Er ist der höchste Tag der Christen, an dem sie nicht nur dem Leiden und Sterben Jesu, sondern auch den Opfern jedweder religiöser Gewalt gedenken. Die gab es ja nicht nur vor 2000 Jahren, die gibt es auch heute noch. Und so erklang auch in der Friedenskirche – zur Sterbestunde Jesu – der Zyklus „Membra Jesu nostri“ von Dieterich Buxtehude. In sieben Kurzkantaten werden laut Titel „die allerheiligsten Gliedmaßen unseres leidenden Jesu“ besungen.

Sie basieren auf schwülstigen mittelalterlichen Lateintexten des Arnulf von Löwen. Angefangen von den genagelten Füßen über geschundene Knie und Hände, gemarterte Seite und Brust, bis hin zu Herzeleid und dornengekröntem Haupt. So sind nachdenkliche, ohne barocke Aufplusterungen auskommende, schlicht und konzentriert komponierte Klangmeditationen nach einem festen Bauplan entstanden. Einer instrumentalen Sonata-Einleitung folgt stets ein fünfstimmiger Chor auf einen Bibeltext.

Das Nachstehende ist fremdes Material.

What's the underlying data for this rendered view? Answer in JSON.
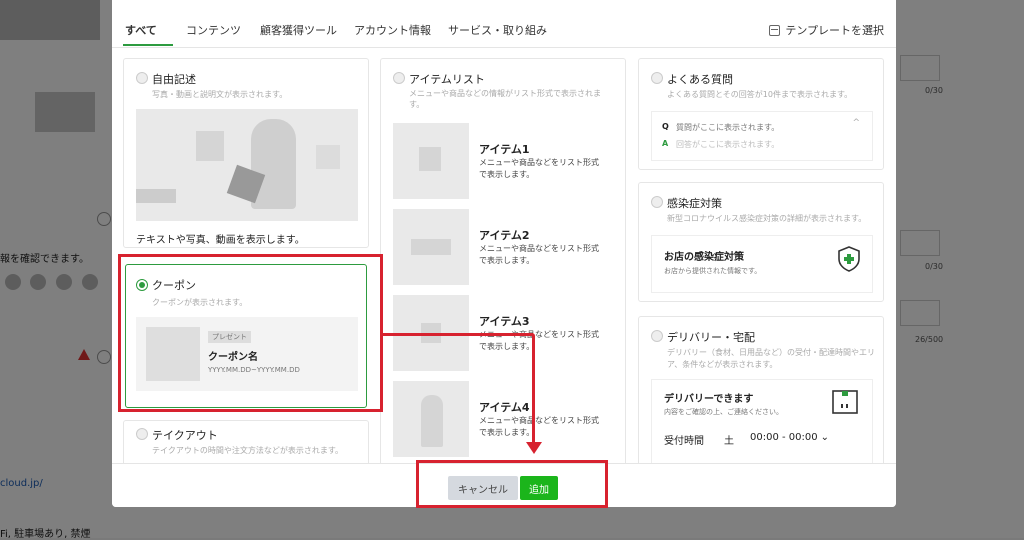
{
  "background": {
    "confirm_text": "報を確認できます。",
    "link_text": "cloud.jp/",
    "bottom_text": "Fi, 駐車場あり, 禁煙",
    "counts": [
      "0/30",
      "0/30",
      "26/500"
    ]
  },
  "tabs": [
    {
      "label": "すべて",
      "active": true
    },
    {
      "label": "コンテンツ",
      "active": false
    },
    {
      "label": "顧客獲得ツール",
      "active": false
    },
    {
      "label": "アカウント情報",
      "active": false
    },
    {
      "label": "サービス・取り組み",
      "active": false
    }
  ],
  "template_button": "テンプレートを選択",
  "cards": {
    "free": {
      "title": "自由記述",
      "desc": "写真・動画と説明文が表示されます。",
      "caption": "テキストや写真、動画を表示します。"
    },
    "coupon": {
      "title": "クーポン",
      "desc": "クーポンが表示されます。",
      "badge": "プレゼント",
      "name": "クーポン名",
      "dates": "YYYY.MM.DD~YYYY.MM.DD"
    },
    "takeout": {
      "title": "テイクアウト",
      "desc": "テイクアウトの時間や注文方法などが表示されます。"
    },
    "itemlist": {
      "title": "アイテムリスト",
      "desc": "メニューや商品などの情報がリスト形式で表示されま",
      "desc2": "す。",
      "items": [
        {
          "title": "アイテム1",
          "line1": "メニューや商品などをリスト形式",
          "line2": "で表示します。"
        },
        {
          "title": "アイテム2",
          "line1": "メニューや商品などをリスト形式",
          "line2": "で表示します。"
        },
        {
          "title": "アイテム3",
          "line1": "メニューや商品などをリスト形式",
          "line2": "で表示します。"
        },
        {
          "title": "アイテム4",
          "line1": "メニューや商品などをリスト形式",
          "line2": "で表示します。"
        }
      ]
    },
    "faq": {
      "title": "よくある質問",
      "desc": "よくある質問とその回答が10件まで表示されます。",
      "q_label": "Q",
      "q_text": "質問がここに表示されます。",
      "a_label": "A",
      "a_text": "回答がここに表示されます。"
    },
    "infection": {
      "title": "感染症対策",
      "desc": "新型コロナウイルス感染症対策の詳細が表示されます。",
      "box_title": "お店の感染症対策",
      "box_desc": "お店から提供された情報です。"
    },
    "delivery": {
      "title": "デリバリー・宅配",
      "desc": "デリバリー（食材、日用品など）の受付・配達時間やエリ",
      "desc2": "ア、条件などが表示されます。",
      "box_title": "デリバリーできます",
      "box_desc": "内容をご確認の上、ご連絡ください。",
      "hours_label": "受付時間",
      "day": "土",
      "time": "00:00 - 00:00"
    }
  },
  "footer": {
    "cancel": "キャンセル",
    "add": "追加"
  },
  "colors": {
    "accent": "#2d9b3f",
    "highlight": "#d7222f"
  }
}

Der Vocalkreis Potsdam unter der souveränen Leitung von Joachim Walter, der auch das Continuo auf der Truhenorgel spielt, weiß mit seinem innerlich stark beteiligten, präzise zusammenklingenden Vortrag sehr für sich einzunehmen. Die diversen Arien-Verse zwischen tröstlich und frohgemut werden von wechselnden Chorsolisten eindrucksvoll vorgetragen. Besonders einprägsam der Gesang von zwei Sopranistinnen sowie je einem Alt, Tenor und Bass. Textverständlich ist der Gesang nicht immer, stattdessen erzeugt er einen allgemeinen Klangeindruck. Oder wie schon Robert Schumann sagte: „Töne sind höhere Worte.“

Das beherzigt auch die „Cappella Regina“, die auf zwei Violinen und mehreren Gamben in historischer Aufführungspraxis spielte. Um den Gottessohn als Menschensohn zu begreifen, werden zwischen den Kantaten die letzten Worte Jesu mit zeitgemäßen, philosophisch geprägten Kommentaren fern jeglicher Frömmelei kontrapunktiert und mit schnörkelloser Rationalität vorgetragen (Texte und Lesung: Klaus Büstrin). Würde das Publikum nach einer reichlichen Stunde in ergriffener Stille auseinandergehen? Fast hätte es geklappt, doch der Versuch einiger weniger Klatscher wurde schnell im Keime erstickt.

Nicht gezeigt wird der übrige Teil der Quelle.